Chris was having his own experience. I couldn’t feign to understand it; it was his alone. But I understood that it was different, and in that I had empathy. Tolstoy wrote, “Happy families are all alike; every unhappy family is unhappy in its own way.”
It applies equally to the individual.
The swirling drama had focused on Dad, and, to a lesser extent, Chris and me. But we weren’t the only players, and sometimes I forgot through the haze of my suffering or confusion that it was as hard on Lars—perhaps harder because it was like gazing through a looking-glass version of what had happened in his own life.
Lars, not one to dwell, nevertheless suffered misfortune as a child. If it were perpetrated by something other than cancer, it’s possible Lars wouldn’t be so susceptible to the grief which cancer imparts: Lars lost his father to cancer when he was seven-years old.
I’m not sure how one should tell a young child that his father is dying; in the Seventies, when Lars’ father got bladder cancer, the thinking ran, “Don’t tell a child until you must.” By the time Lars learned of his father’s illness, he had two weeks left: two weeks to make sense of death, two weeks to fulfill a life of expectation and love; if not for Lars, who was too young to understand the true gravity of the situation, then for his father who knew without question that his son, whom he loved more than his own life, was going to have to make his way without him. Love was not enough to keep him in the world to protect Lars.
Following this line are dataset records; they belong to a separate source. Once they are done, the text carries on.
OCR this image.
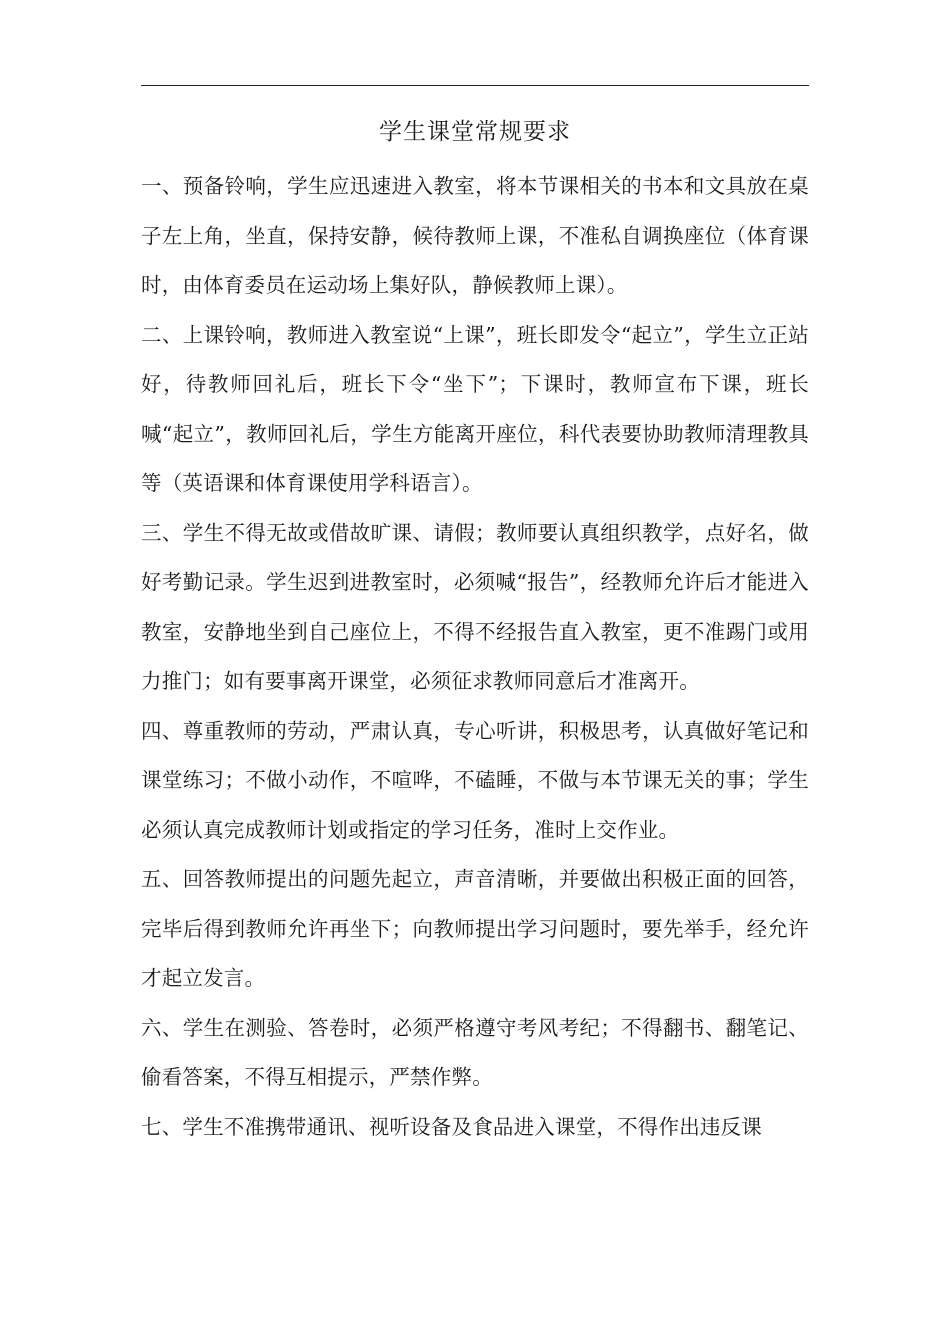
学生课堂常规要求

一、预备铃响，学生应迅速进入教室，将本节课相关的书本和文具放在桌子左上角，坐直，保持安静，候待教师上课，不准私自调换座位（体育课时，由体育委员在运动场上集好队，静候教师上课）。

二、上课铃响，教师进入教室说“上课”，班长即发令“起立”，学生立正站好，待教师回礼后，班长下令“坐下”；下课时，教师宣布下课，班长喊“起立”，教师回礼后，学生方能离开座位，科代表要协助教师清理教具等（英语课和体育课使用学科语言）。

三、学生不得无故或借故旷课、请假；教师要认真组织教学，点好名，做好考勤记录。学生迟到进教室时，必须喊“报告”，经教师允许后才能进入教室，安静地坐到自己座位上，不得不经报告直入教室，更不准踢门或用力推门；如有要事离开课堂，必须征求教师同意后才准离开。

四、尊重教师的劳动，严肃认真，专心听讲，积极思考，认真做好笔记和课堂练习；不做小动作，不喧哗，不磕睡，不做与本节课无关的事；学生必须认真完成教师计划或指定的学习任务，准时上交作业。

五、回答教师提出的问题先起立，声音清晰，并要做出积极正面的回答，完毕后得到教师允许再坐下；向教师提出学习问题时，要先举手，经允许才起立发言。

六、学生在测验、答卷时，必须严格遵守考风考纪；不得翻书、翻笔记、偷看答案，不得互相提示，严禁作弊。

七、学生不准携带通讯、视听设备及食品进入课堂，不得作出违反课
So when I told Lars about a friend-of-a-friend who was waving the white flag of surrender at the unthinkable age of 36 (and leaving behind a young daughter and a husband), a look of such suffering crossed his face that I felt terrible. I felt that after his tireless support and kindness towards me during this confusing and chaotic period, despite his own past, I rewarded him by dashing salt into his wounds. I was ashamed of myself when his face crumpled and he said, “I can’t hear anymore.” It was enough that he supported me through my own and Dad’s problems, but it was too much to expect him to swallow someone else’s grief when it was a grief too similar to his own.
I bit my tongue, sad that I had found someone else’s tragedy worthy of dinnertime conversation, and I wordlessly, perhaps unconsciously, decided I would not introduce that level of pain again.
There are problems with love, which include our desire to protect each other.